I note that Erik Davis has recently flagged a bit on posting fresh essays online (other than the ones also appearing in print media), for the reasons with which he prefaced a recent record review. For the author of Techgnosis this is a particularly interesting admission: "friend of mine, a poet and novelist and a bit of a hermit, recently decided to ditch his home Internet service. He still surfs at work, where he follows news and opera stuff, and hunts down movies to add to his excellent DVD collection. But he was sick of the tension he felt at home between the physical machine that served as a multi-pronged typewriter for his creative efforts and the seemingly infinite virtual machine that lurked behind the screen.
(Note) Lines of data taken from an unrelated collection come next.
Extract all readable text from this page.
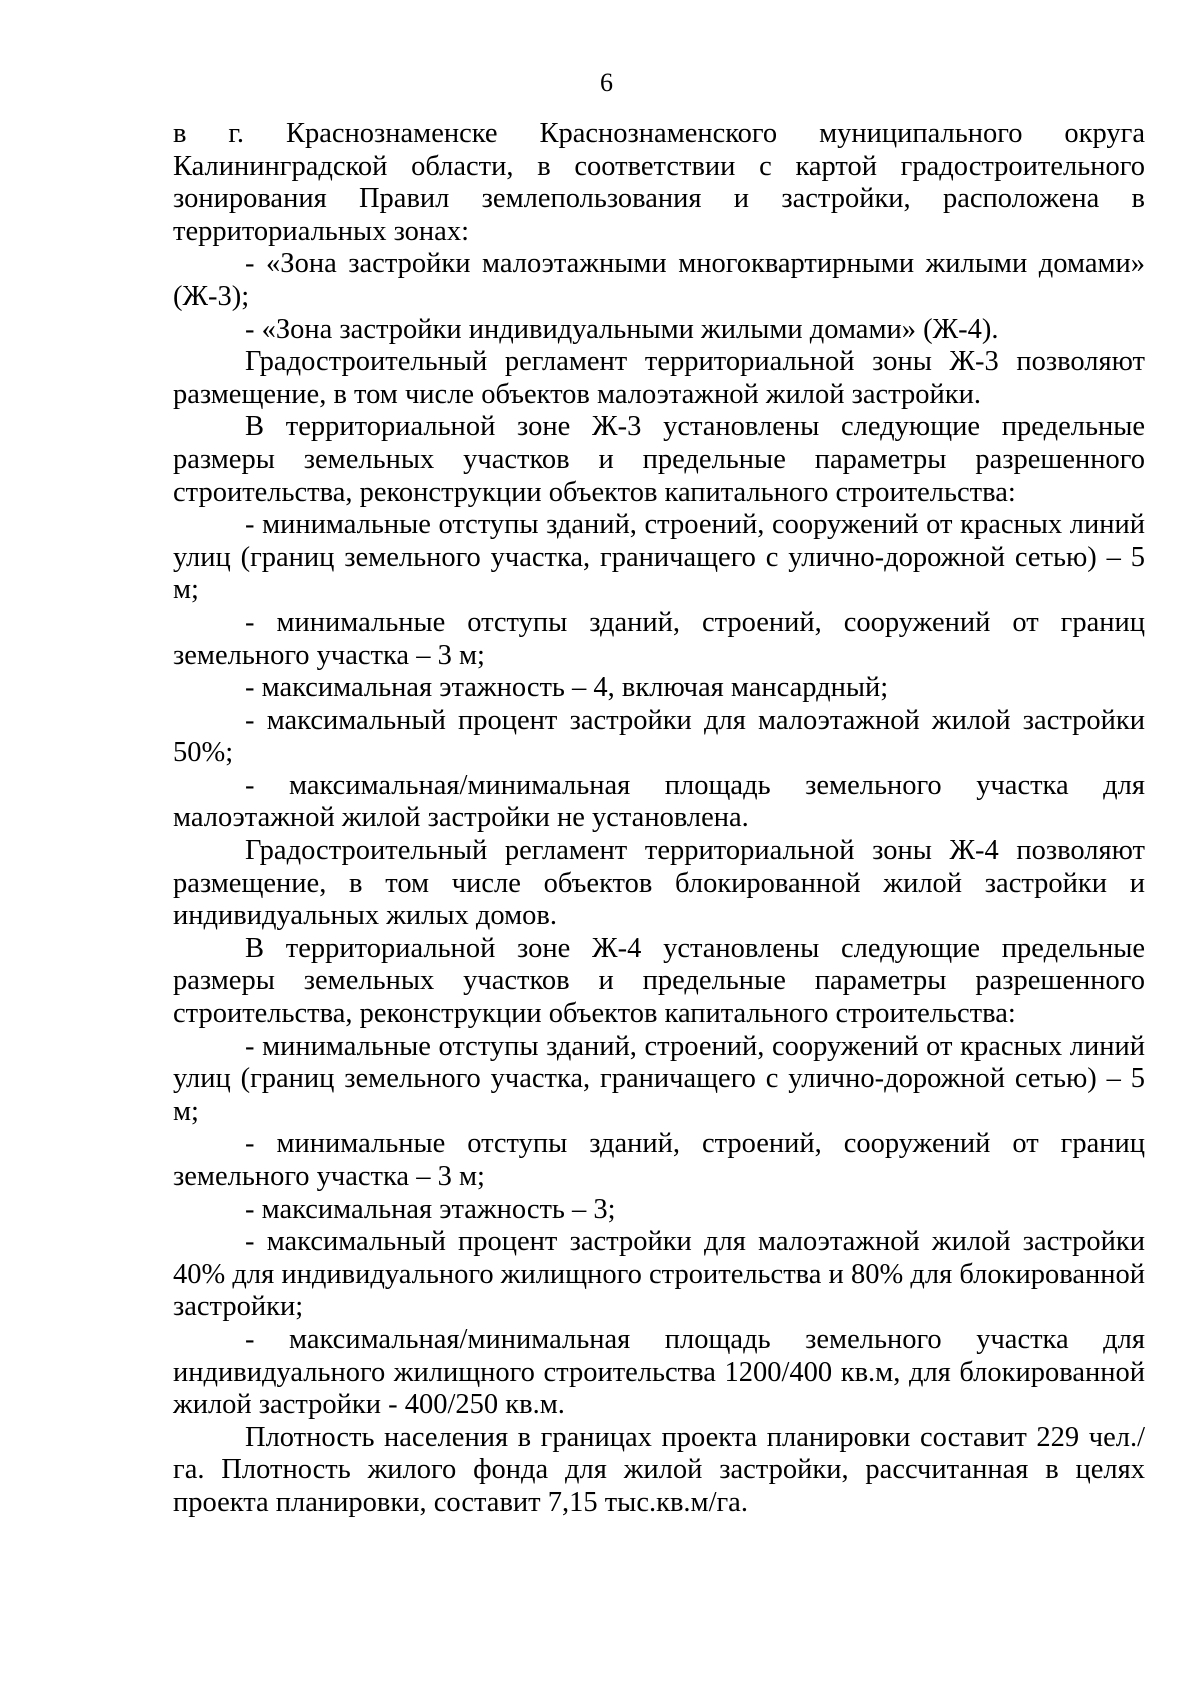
6

в г. Краснознаменске Краснознаменского муниципального округа Калининградской области, в соответствии с картой градостроительного зонирования Правил землепользования и застройки, расположена в территориальных зонах:

- «Зона застройки малоэтажными многоквартирными жилыми домами» (Ж-3);

- «Зона застройки индивидуальными жилыми домами» (Ж-4).

Градостроительный регламент территориальной зоны Ж-3 позволяют размещение, в том числе объектов малоэтажной жилой застройки.

В территориальной зоне Ж-3 установлены следующие предельные размеры земельных участков и предельные параметры разрешенного строительства, реконструкции объектов капитального строительства:

- минимальные отступы зданий, строений, сооружений от красных линий улиц (границ земельного участка, граничащего с улично-дорожной сетью) – 5 м;

- минимальные отступы зданий, строений, сооружений от границ земельного участка – 3 м;

- максимальная этажность – 4, включая мансардный;

- максимальный процент застройки для малоэтажной жилой застройки 50%;

- максимальная/минимальная площадь земельного участка для малоэтажной жилой застройки не установлена.

Градостроительный регламент территориальной зоны Ж-4 позволяют размещение, в том числе объектов блокированной жилой застройки и индивидуальных жилых домов.

В территориальной зоне Ж-4 установлены следующие предельные размеры земельных участков и предельные параметры разрешенного строительства, реконструкции объектов капитального строительства:

- минимальные отступы зданий, строений, сооружений от красных линий улиц (границ земельного участка, граничащего с улично-дорожной сетью) – 5 м;

- минимальные отступы зданий, строений, сооружений от границ земельного участка – 3 м;

- максимальная этажность – 3;

- максимальный процент застройки для малоэтажной жилой застройки 40% для индивидуального жилищного строительства и 80% для блокированной застройки;

- максимальная/минимальная площадь земельного участка для индивидуального жилищного строительства 1200/400 кв.м, для блокированной жилой застройки - 400/250 кв.м.

Плотность населения в границах проекта планировки составит 229 чел./га. Плотность жилого фонда для жилой застройки, рассчитанная в целях проекта планировки, составит 7,15 тыс.кв.м/га.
Every Google search or headline scan seemed a boastful and unspoken reminder of the enormous disparity between the halting, solitary, vulnerable work of writing and the overbearing and profligate obscenity of the global chatter brain.

"I have been thinking a lot about my pal, and about how shocking his decision first seemed, and how sad I am that a decision like that would seem shocking, to anyone really but especially to me. Actually, I have been feeling singularly uninspired about writing online of late (April was a new low in posts). I am tired of slogging it out in the memetic meat market, of the hamster wheels and the meta-tweets and the log-rolling circle jerks and the endless and nauseating self-shilling. Is this what being a writer means now? I don’t want to become an outright crank like my pal, who doesn’t own a cell phone and thinks digital cameras have ruined the work of personal memory that physical film sustained. But that’s the slippery slope I have been scooting down of late."